Agenda item

Care Home Brokerage and Trusted Assessor

Minutes:

The Executive Member for Adult Social Care and Public Health and the Director of Adult Social Care and Health Integration submitted a report for the Executive’s consideration. The purpose of the report was to request approval to develop an in-house care home brokerage and trusted assessor service, following the termination of a current contract

 

Care Home Selection, an independent provider, had been awarded a contract with Middlesbrough Council on 1 July 2019 for the purpose of delivering both a Trusted Assessor and Family Support service at James Cook University Hospital. The service supported family members in choosing an appropriate care home at the point of discharge from hospital for a loved one. The service would terminate on 1 July 2021

 

The service planned to also reduce any delays in discharge by conducting a trusted assessment on behalf of the care home, to enable the care home to determine whether it could accept the placement. Without the service, a care home would need to arrange to visit the ward and carry out their own assessment, which could often take time to arrange, contributing to delayed hospital discharges.

 

The purpose of the service was to reduce delays on leaving hospital by being the trusted link for the assessment between the care home and the hospital. That supported the hospital in ensuring there was no bed blocking and patients were supported through the process to their onward journey of care.

 

The main functions of the service were outlined at paragraph 6 of the submitted report.

 

OPTIONS

 

Alternative options were:

 

a)    Do nothing - The contract could have been terminated with no replacement service. Care Homes would have therefore been asked to assess patients within the hospital setting themselves and families would have been supported by the Council’s hospital social work team. That had been viewed as not a viable option due to a number of factors. Currently assessments were completed with a maximum 24 hours, but performance reporting showed those were usually completed within 4 hours. As a result, Middlesbrough was performing well in terms of minimal delayed hospital discharges. Care homes, due to demand pressures within the home environment, would have been unable to meet that target should they be required to attend the wards themselves. The hospital social work team was already under significant work pressures, and to add additional burden to their workload, in supporting family members to choose care homes, would have been unrealistic.

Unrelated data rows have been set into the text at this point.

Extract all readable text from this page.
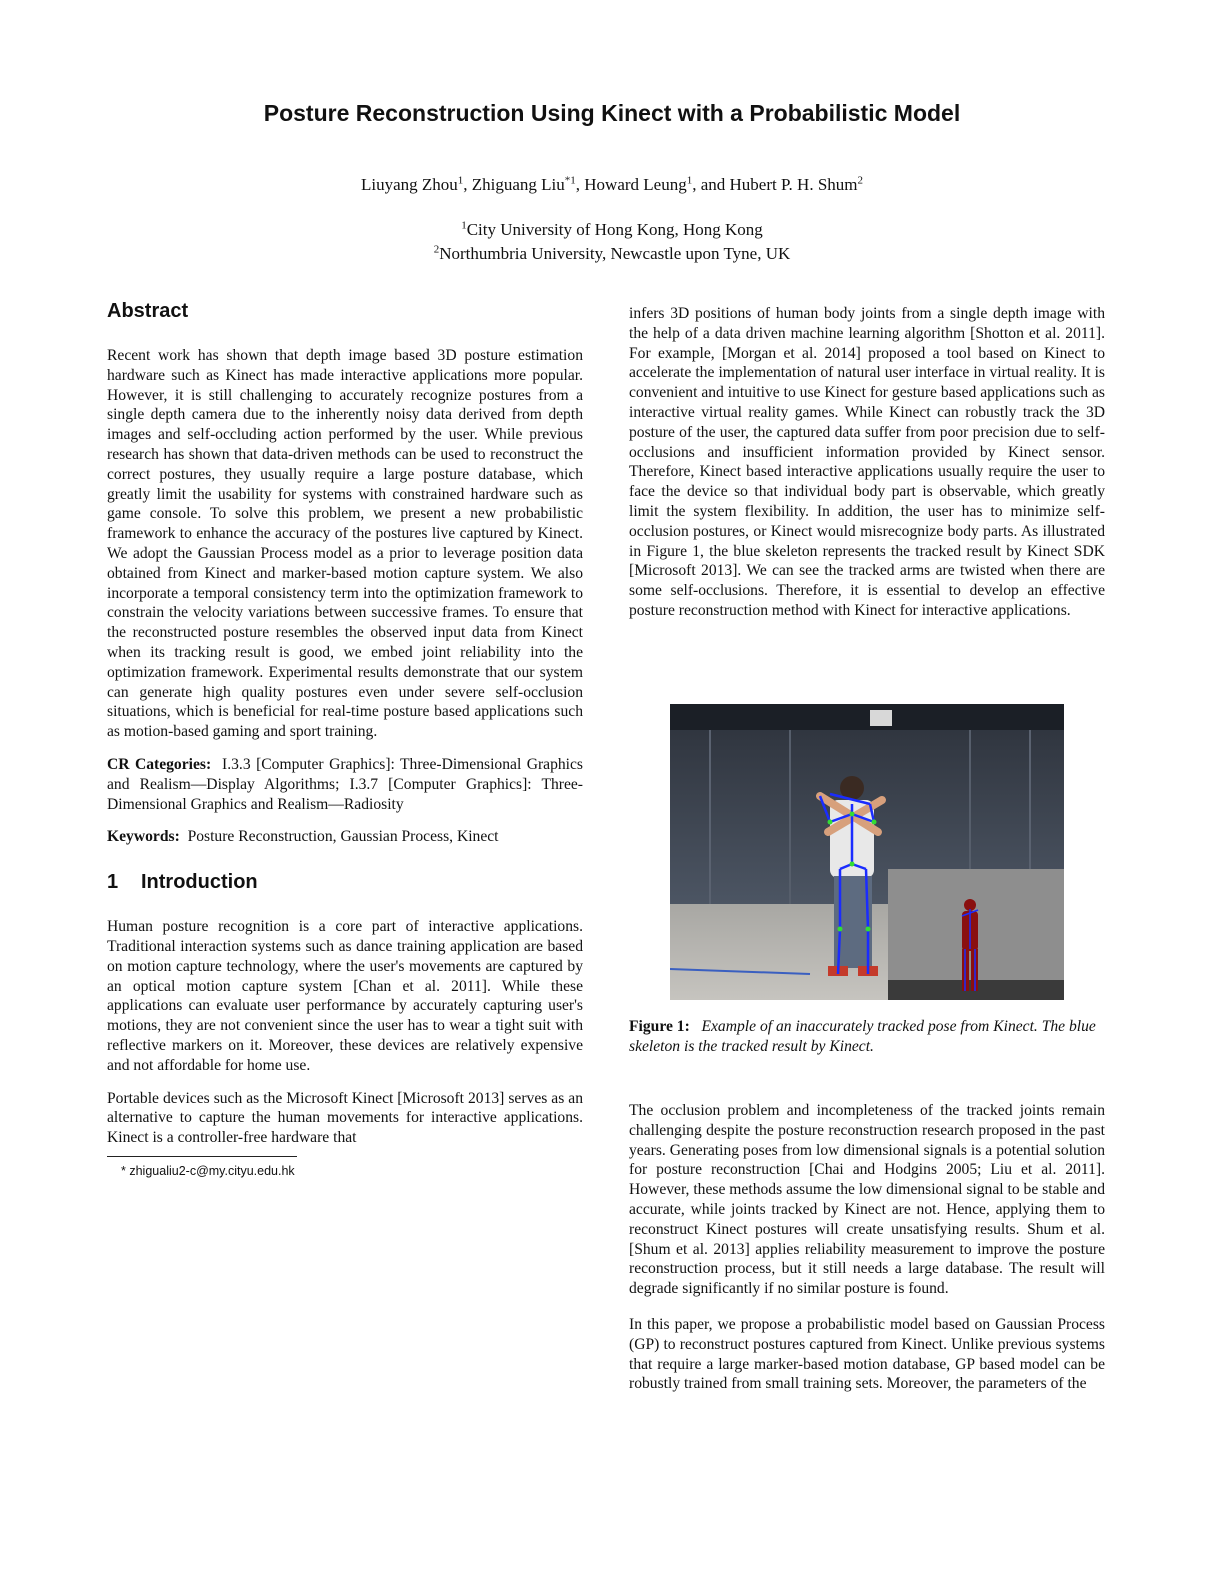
Posture Reconstruction Using Kinect with a Probabilistic Model
Liuyang Zhou$^1$, Zhiguang Liu$^{*1}$, Howard Leung$^1$, and Hubert P. H. Shum$^2$
$^1$City University of Hong Kong, Hong Kong
$^2$Northumbria University, Newcastle upon Tyne, UK
Abstract

Recent work has shown that depth image based 3D posture estimation hardware such as Kinect has made interactive applications more popular. However, it is still challenging to accurately recognize postures from a single depth camera due to the inherently noisy data derived from depth images and self-occluding action performed by the user. While previous research has shown that data-driven methods can be used to reconstruct the correct postures, they usually require a large posture database, which greatly limit the usability for systems with constrained hardware such as game console. To solve this problem, we present a new probabilistic framework to enhance the accuracy of the postures live captured by Kinect. We adopt the Gaussian Process model as a prior to leverage position data obtained from Kinect and marker-based motion capture system. We also incorporate a temporal consistency term into the optimization framework to constrain the velocity variations between successive frames. To ensure that the reconstructed posture resembles the observed input data from Kinect when its tracking result is good, we embed joint reliability into the optimization framework. Experimental results demonstrate that our system can generate high quality postures even under severe self-occlusion situations, which is beneficial for real-time posture based applications such as motion-based gaming and sport training.

CR Categories: I.3.3 [Computer Graphics]: Three-Dimensional Graphics and Realism—Display Algorithms; I.3.7 [Computer Graphics]: Three-Dimensional Graphics and Realism—Radiosity

Keywords: Posture Reconstruction, Gaussian Process, Kinect

1 Introduction

Human posture recognition is a core part of interactive applications. Traditional interaction systems such as dance training application are based on motion capture technology, where the user's movements are captured by an optical motion capture system [Chan et al. 2011]. While these applications can evaluate user performance by accurately capturing user's motions, they are not convenient since the user has to wear a tight suit with reflective markers on it. Moreover, these devices are relatively expensive and not affordable for home use.

Portable devices such as the Microsoft Kinect [Microsoft 2013] serves as an alternative to capture the human movements for interactive applications. Kinect is a controller-free hardware that

* zhigualiu2-c@my.cityu.edu.hk

infers 3D positions of human body joints from a single depth image with the help of a data driven machine learning algorithm [Shotton et al. 2011]. For example, [Morgan et al. 2014] proposed a tool based on Kinect to accelerate the implementation of natural user interface in virtual reality. It is convenient and intuitive to use Kinect for gesture based applications such as interactive virtual reality games. While Kinect can robustly track the 3D posture of the user, the captured data suffer from poor precision due to self-occlusions and insufficient information provided by Kinect sensor. Therefore, Kinect based interactive applications usually require the user to face the device so that individual body part is observable, which greatly limit the system flexibility. In addition, the user has to minimize self-occlusion postures, or Kinect would misrecognize body parts. As illustrated in Figure 1, the blue skeleton represents the tracked result by Kinect SDK [Microsoft 2013]. We can see the tracked arms are twisted when there are some self-occlusions. Therefore, it is essential to develop an effective posture reconstruction method with Kinect for interactive applications.

Figure 1: Example of an inaccurately tracked pose from Kinect. The blue skeleton is the tracked result by Kinect.

The occlusion problem and incompleteness of the tracked joints remain challenging despite the posture reconstruction research proposed in the past years. Generating poses from low dimensional signals is a potential solution for posture reconstruction [Chai and Hodgins 2005; Liu et al. 2011]. However, these methods assume the low dimensional signal to be stable and accurate, while joints tracked by Kinect are not. Hence, applying them to reconstruct Kinect postures will create unsatisfying results. Shum et al. [Shum et al. 2013] applies reliability measurement to improve the posture reconstruction process, but it still needs a large database. The result will degrade significantly if no similar posture is found.

In this paper, we propose a probabilistic model based on Gaussian Process (GP) to reconstruct postures captured from Kinect. Unlike previous systems that require a large marker-based motion database, GP based model can be robustly trained from small training sets. Moreover, the parameters of the
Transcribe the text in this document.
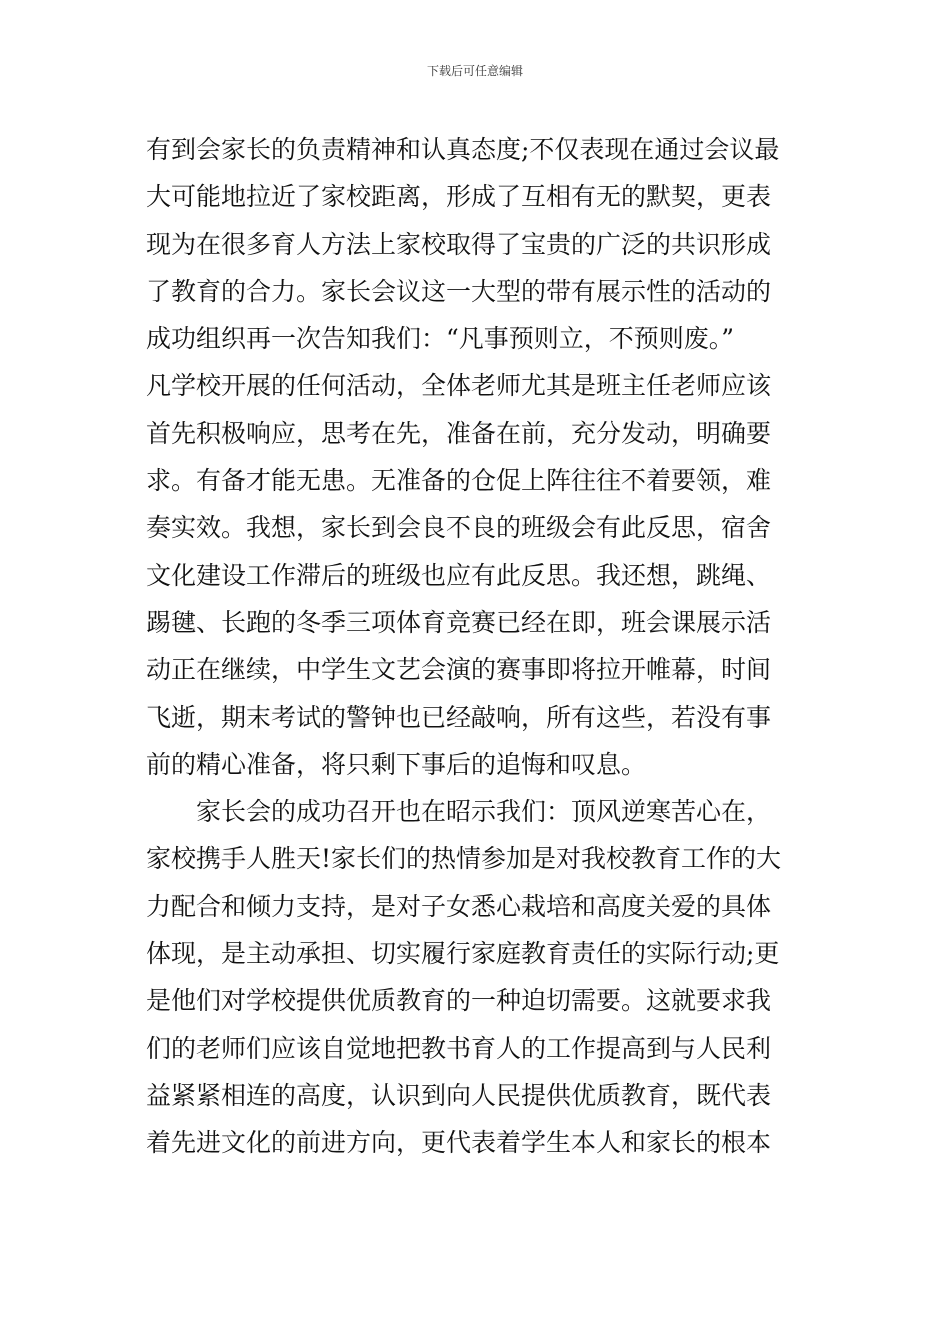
下载后可任意编辑
有到会家长的负责精神和认真态度;不仅表现在通过会议最
大可能地拉近了家校距离，形成了互相有无的默契，更表
现为在很多育人方法上家校取得了宝贵的广泛的共识形成
了教育的合力。家长会议这一大型的带有展示性的活动的
成功组织再一次告知我们：“凡事预则立，不预则废。”
凡学校开展的任何活动，全体老师尤其是班主任老师应该
首先积极响应，思考在先，准备在前，充分发动，明确要
求。有备才能无患。无准备的仓促上阵往往不着要领，难
奏实效。我想，家长到会良不良的班级会有此反思，宿舍
文化建设工作滞后的班级也应有此反思。我还想，跳绳、
踢毽、长跑的冬季三项体育竞赛已经在即，班会课展示活
动正在继续，中学生文艺会演的赛事即将拉开帷幕，时间
飞逝，期末考试的警钟也已经敲响，所有这些，若没有事
前的精心准备，将只剩下事后的追悔和叹息。
家长会的成功召开也在昭示我们：顶风逆寒苦心在，
家校携手人胜天!家长们的热情参加是对我校教育工作的大
力配合和倾力支持，是对子女悉心栽培和高度关爱的具体
体现，是主动承担、切实履行家庭教育责任的实际行动;更
是他们对学校提供优质教育的一种迫切需要。这就要求我
们的老师们应该自觉地把教书育人的工作提高到与人民利
益紧紧相连的高度，认识到向人民提供优质教育，既代表
着先进文化的前进方向，更代表着学生本人和家长的根本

b)    Renegotiate current contract - Whilst performance of the current provider was very good, the unit cost of the contract was high, and it did not offer value for money. Renegotiation of the contract may have reduced the unit price slightly, however, it still would not have provided the flexibility needed, should there be change in service, or workflow. The ability to flex the model at short notice and mid-year was required without needing to consider impact on the budget per assessment.

 

The development of an in-house team would enable the service to be flexible without the risk of incurring additional costs. In addition, a 7 day costed model for an in-house service had been developed that would allow for 2 Trusted Assessors, a Co-ordinator, a Placement Assistant with management support which would still deliver savings when compared to the current contract costs. That model would deliver twice the trusted assessment time that the current model provided for offering significant opportunity to manage the current demands.

 

ORDERED

 

That development of an in-house care home brokerage and trusted assessor service, following the termination of a current contract, be approved.

 

REASON

 

The initial contract term expired on 1 July 2021. The contract arrangement provided for a block number of assessments per quarter, with a spot rate for any assessments needed in excess of the block. Despite the Covid 19 pandemic, the number of assessments had significantly exceeded the block per quarter.

 

Furthermore, the experience of the pandemic had highlighted the need for flexibility of service provision, the Government had introduced different workflows for hospital discharge, such as the requirement for designated settings, those were settings for 3 individuals discharged to residential care whom were Covid positive. Due to that change in workflow, those were different assessments and therefore chargeable under Middlesbrough Council’s care home selection contract, that was an unforeseen cost.

 

Those additional assessment costs resulted in the contract not providing overall value for money.